What follows are some concepts that guide the development of Benchmark meant to kept it versatile, simple, and relevant.

### Self-guided API
The *Bench* API uses the builder pattern to guide the test writer in generating data, executing queries, and fetching results. There is a single API entry point where a user can follow the dots and look at the code-insight and Javadocs that pop up in the IDE. Default properties can be overriden by builder-style "with" methods like *withRowCount()*. A middle ground is taken between text configuration and configuration fully-expressed in code to keep things simple and readable.

### Scale Rather Than Iterations
Repeating tests can be useful for testing the effects of caching (e.g. load file multiple times; is it faster on subsequent loads?), or overcoming a lack of precision in OS timers (e.g. run a fast function many times and average), or average out variability between runs (there are always anomalies). On the other hand, if the context of the test is processing large data sets, then it's better to measure against large data sets where possible. This provides a benchmark test that's closer to the real thing when it comes to memory consumption, garbage collection, thread usage, and JIT optimizations. Repeating tests, though useful in some scenarios, can have the effect of taking the operation under test out of the benchmark equation because of cached results, resets for each iteration, limited heap usage, or smaller data sets that are too uniform.

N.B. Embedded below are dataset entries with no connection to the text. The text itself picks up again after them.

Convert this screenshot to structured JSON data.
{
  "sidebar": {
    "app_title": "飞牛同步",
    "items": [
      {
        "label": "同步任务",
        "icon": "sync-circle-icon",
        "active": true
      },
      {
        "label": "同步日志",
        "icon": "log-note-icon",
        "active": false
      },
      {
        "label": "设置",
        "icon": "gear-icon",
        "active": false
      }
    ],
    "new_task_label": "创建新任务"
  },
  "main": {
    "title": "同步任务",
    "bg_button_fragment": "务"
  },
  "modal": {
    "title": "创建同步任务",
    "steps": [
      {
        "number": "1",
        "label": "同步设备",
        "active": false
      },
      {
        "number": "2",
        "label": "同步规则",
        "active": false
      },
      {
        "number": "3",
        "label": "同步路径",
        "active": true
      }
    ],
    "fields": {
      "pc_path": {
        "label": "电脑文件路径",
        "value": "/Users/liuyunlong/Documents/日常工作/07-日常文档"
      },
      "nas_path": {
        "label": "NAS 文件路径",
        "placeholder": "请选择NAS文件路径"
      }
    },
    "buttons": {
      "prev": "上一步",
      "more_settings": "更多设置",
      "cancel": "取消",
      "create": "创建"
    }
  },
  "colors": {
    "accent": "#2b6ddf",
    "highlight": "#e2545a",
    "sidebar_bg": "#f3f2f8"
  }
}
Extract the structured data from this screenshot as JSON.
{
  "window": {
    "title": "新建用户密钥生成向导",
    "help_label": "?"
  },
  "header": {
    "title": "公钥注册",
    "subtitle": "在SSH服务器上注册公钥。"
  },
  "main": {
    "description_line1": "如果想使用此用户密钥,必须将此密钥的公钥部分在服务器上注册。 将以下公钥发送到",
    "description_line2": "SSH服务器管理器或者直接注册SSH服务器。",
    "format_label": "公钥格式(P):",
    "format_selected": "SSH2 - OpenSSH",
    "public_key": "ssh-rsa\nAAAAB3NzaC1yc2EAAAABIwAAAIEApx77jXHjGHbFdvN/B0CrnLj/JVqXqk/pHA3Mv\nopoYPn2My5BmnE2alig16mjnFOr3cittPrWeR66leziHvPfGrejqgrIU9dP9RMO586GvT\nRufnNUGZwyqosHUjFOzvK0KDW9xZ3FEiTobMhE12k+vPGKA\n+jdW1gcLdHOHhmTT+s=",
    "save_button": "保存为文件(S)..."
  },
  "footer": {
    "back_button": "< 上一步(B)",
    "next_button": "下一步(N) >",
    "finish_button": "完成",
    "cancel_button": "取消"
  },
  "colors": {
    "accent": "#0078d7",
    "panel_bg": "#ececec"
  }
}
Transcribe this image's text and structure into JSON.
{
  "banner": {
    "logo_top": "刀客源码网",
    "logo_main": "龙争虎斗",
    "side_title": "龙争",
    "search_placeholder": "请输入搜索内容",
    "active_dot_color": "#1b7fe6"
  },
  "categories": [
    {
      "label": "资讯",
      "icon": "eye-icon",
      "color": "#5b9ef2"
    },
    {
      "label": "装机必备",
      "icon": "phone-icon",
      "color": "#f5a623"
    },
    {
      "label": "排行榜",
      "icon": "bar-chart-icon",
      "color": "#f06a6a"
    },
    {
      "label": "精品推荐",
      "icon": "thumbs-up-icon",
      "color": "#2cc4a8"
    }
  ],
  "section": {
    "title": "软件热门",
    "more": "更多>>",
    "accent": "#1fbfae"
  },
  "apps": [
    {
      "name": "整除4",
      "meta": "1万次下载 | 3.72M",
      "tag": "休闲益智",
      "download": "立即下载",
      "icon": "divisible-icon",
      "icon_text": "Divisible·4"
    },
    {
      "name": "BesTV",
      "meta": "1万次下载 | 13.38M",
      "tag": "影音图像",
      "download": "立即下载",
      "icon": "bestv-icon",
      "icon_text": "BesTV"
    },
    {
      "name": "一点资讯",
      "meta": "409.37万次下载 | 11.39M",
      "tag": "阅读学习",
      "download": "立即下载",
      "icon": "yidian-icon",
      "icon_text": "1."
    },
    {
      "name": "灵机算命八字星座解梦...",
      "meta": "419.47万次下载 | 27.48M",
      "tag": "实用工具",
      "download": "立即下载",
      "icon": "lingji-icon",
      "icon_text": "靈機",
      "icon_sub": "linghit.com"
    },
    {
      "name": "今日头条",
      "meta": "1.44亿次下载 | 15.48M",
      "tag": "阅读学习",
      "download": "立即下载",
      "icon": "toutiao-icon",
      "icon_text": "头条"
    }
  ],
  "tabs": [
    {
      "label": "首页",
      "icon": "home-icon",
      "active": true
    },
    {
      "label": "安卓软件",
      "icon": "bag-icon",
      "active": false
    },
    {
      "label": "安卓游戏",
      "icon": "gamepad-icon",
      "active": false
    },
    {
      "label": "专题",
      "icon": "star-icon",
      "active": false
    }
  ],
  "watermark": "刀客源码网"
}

### Adjust Scale For Each Test
When measuring a full set of benchmarks for transforming data, some benchmarks will naturally be faster than others (e.g. sums vs joins). Running all benchmarks at the same scale (e.g. 10 million rows) could yield results where one benchmark takes a minute and another takes 100 milliseconds. Is the 100 ms test meaningful, especially when measured in a JVM? Not really, because there is no time to assess the impact of JVM ergonomics or the effect of OS background tasks. A better way is to set scale multipliers to amplify row count for tests that need it and aim for a meaningful test duration.

### Test-centric Design
Want to know what tables and operations the test uses? Go to the test. Want to know what the framework is doing behind the scenes? Step through the test. Want to run one or more tests? Start from the test rather than configuring an external tool and deploying to that. Let the framework handle the hard part. The point is that a benchmark test against a remote server should be as easy and clear to write as a unit test. As far as is possible, data generation should be defined in the same place it's used... in the test.

### Running in Multiple Contexts
Tests are developed by test-writers, so why not make it easy for them? Run tests from the IDE for ease of debugging. Point the tests to a local or a remote Deephaven Server instance. Or package tests in a jar and run them locally or remotely from the Benchmark uber-jar. The same tests should work whether running everything on the same system or different system.

### Measure Where It Matters
The Benchmark framework allows the test-writer to set each benchmark measurement from the test code instead of relying on a mechanism that measures automatically behind the scenes. Measurements can be taken across the execution of the test locally with a *Timer* like in the [JoinTablesFromKafkaStreamTest](/src/it/java/io/deephaven/benchmark/tests/internal/examples/stream/JoinTablesFromKafkaStreamTest.java) example test or fetched from the remote Deephaven instance where the test is running as is done in the [StandardTestRunner](/src/it/java/io/deephaven/benchmark/tests/standard/StandardTestRunner.java) used for nightly Deephaven benchmarks. Either way the submission of the result to the Benchmark framework is under the test-writer's control.

### Preserve and Compare
Most benchmarking efforts involve a fixed timeline for "improving performance" rather than tracking the performance impacts of code changes day-to-day. This can be effective, but how do you know if future code changes are degrading performance unless benchmarking is done every day. A better way is to preserve benchmarking results every day and compare to the results from the previous week. To avoid death by a thousand cuts, compare release to release as well for the same benchmarks. Also, compare benchmarks for your product with other products for equivalent operations.